Then I was ordering GRO certificates from London, paying professional researchers to collect them for me, as it worked out cheaper than having them mailed to me by the GRO!  Then rather than looking for DNA matches, it was searching through surname interests or through the annually published GRD (Genealogical Research Directory) for shared ancestry.  The good old days.

I said it wasn't continuously.  Interests changed, I lived out life recklessly, and moved on a few times, leaving all behind.  I lost pretty much all of my genealogy.  Meanwhile, digitalisation was coming in fast, indexing increasing, and the Internet was giving birth to online genealogy.  During this birth, I had used an early version of Broderbund Family Tree Maker (it installed on several floppy disks) on a personal computer, and even managed to upload data and a GEDCOM file to a few places.

Then maybe 16 months ago, after ordering a 23andMe test, I picked it up again.  I found my old GEDCOM file on a web archive.  Downloaded it, opened it with open source Gramps software.  It worked!  Since then, I've gathered surviving notes (so many lost), photos, and certificates.  I then discovered a remarkable resource.  Online Genealogy.

Online Genealogy

There are many online resources.  The big providers include Ancestry.com (Ancestry.co.uk), FindMyPast.co.uk, MyHeritage.com, and FamilySearch.org.  All but the latter website are subscription fee based.  Asides from these providers, there are many other services for genealogy online.  Of the above, I have heavily used FindMyPast, FamilySearch, and Ancestry.

Online Genealogy using Ancestry.com

The big advantage of Online Genealogy is indexing and the database.  Over the past 25 years or so, armies of volunteers and paid researchers, have been reading through microfilmed, microfisches, or digitalised images of masses of parish registers, parish records, wills, criminal registers, state records, military records, Bishop's transcripts, Headstone surveys, and more - from not only England & Wales but from all over the World, where they are available.  They read the names of those recorded, and add them to computer files with references.  Businesses such as Ancestry.com, buy access to these indexes, and often to the original digitalised images if they exist.  These are all added to their own database.  Their customers search, and find ancestors.

A Few Problems

  1. I can report this for English records, for which I have a lot of experience.
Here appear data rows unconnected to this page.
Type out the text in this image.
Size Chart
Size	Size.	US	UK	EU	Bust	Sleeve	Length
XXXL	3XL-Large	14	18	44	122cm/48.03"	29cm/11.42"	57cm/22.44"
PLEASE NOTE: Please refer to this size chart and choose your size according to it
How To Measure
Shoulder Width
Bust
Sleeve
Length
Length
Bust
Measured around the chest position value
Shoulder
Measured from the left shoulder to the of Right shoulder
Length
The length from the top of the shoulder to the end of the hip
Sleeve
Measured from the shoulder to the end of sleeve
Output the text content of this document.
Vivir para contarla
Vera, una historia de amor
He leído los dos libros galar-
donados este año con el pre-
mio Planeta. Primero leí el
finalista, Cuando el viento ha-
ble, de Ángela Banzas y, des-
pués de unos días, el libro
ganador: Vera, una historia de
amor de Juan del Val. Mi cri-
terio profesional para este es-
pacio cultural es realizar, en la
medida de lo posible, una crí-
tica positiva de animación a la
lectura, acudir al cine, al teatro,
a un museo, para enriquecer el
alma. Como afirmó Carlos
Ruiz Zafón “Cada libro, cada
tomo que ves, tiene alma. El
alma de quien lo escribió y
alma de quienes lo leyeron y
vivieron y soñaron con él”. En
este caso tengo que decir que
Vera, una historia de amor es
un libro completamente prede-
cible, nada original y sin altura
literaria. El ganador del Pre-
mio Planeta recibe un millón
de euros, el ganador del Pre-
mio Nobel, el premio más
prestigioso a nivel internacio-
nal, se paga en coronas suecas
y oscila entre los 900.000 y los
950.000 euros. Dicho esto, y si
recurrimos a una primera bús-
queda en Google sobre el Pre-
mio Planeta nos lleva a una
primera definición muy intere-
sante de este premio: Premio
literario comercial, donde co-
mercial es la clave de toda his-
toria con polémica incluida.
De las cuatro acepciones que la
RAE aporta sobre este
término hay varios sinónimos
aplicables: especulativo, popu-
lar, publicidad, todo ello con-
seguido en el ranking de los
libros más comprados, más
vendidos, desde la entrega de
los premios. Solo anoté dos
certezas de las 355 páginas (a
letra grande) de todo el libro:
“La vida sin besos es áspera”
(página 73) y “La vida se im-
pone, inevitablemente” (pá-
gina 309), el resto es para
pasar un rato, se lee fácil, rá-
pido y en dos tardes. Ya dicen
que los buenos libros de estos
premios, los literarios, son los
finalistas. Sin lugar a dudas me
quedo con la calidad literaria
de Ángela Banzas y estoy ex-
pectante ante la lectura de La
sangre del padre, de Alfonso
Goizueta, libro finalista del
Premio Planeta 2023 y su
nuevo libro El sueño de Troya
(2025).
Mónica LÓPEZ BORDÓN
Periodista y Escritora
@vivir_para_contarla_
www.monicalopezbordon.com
The record is still very incomplete.  You might see a Joe Bloggs, but is it your ancestor Joe Bloggs?  Many of the parish records were missing, or damaged.  Parish chests in cold churches can be damp places, the registers pulled out for every baptism, marriage, or burial, thumbed through by all.  Paper was valuable in older records, and the priests and clerks cram their little scribbled lines in them.  There were stories of vicar's wife's using old registers to kindle the fire in the vicarage.  In addition, not ALL parish registers are online at any one depository.  I've noticed that Ancestry.com is very good for Norfolk registers, but abysmal for Suffolk.  FindMyPast is good for Berkshire records.  They are far from complete records.  In addition, some ancestors were not in any parish records.  They were rogues on the run, vagabonds, or even more often ... non-conformists.  Some priests were lazy.  All of this on top of those many missing or damaged records.
  2. The indexers were human beings.  Sometimes volunteers, sometimes more recently I suspect, poorly paid human beings outside of Europe (is this the case?)  They vary in skill at reading 18th century, 17th, even 16th century hand writing that has been scribbled down in often damaged records.  The database searches for names that sound similar (to a computer program), but they miss so many that are incorrectly transcribed.  Try to read through the original images if you can.

So the record is far from complete.  The online record less so.  A brilliant tool, but it's not going to hand you your family tree all perfect and true.  If you understand this problem, and you are more concerned about truth and quality, than about quickly producing a family tree back to Queen Boadicea (I have seen people claim such things!), then you are already aware of this.  The problem is, that you know that an ancestor was called Joe Bloggs.  Online, you find a Joe Bloggs, living 100 miles away, born about the right time.  With a click, you "add" him to the tree, then resume climbing up from him.  What you may not realise, is that there were maybe 20 Joe Bloggs born at about the right time within a 100 mile radius of the next generation.  You just picked the one that your online ancestry service flashed up to you.  He is quite probably not close family, never mind your ancestor.  All above him are not your ancestors.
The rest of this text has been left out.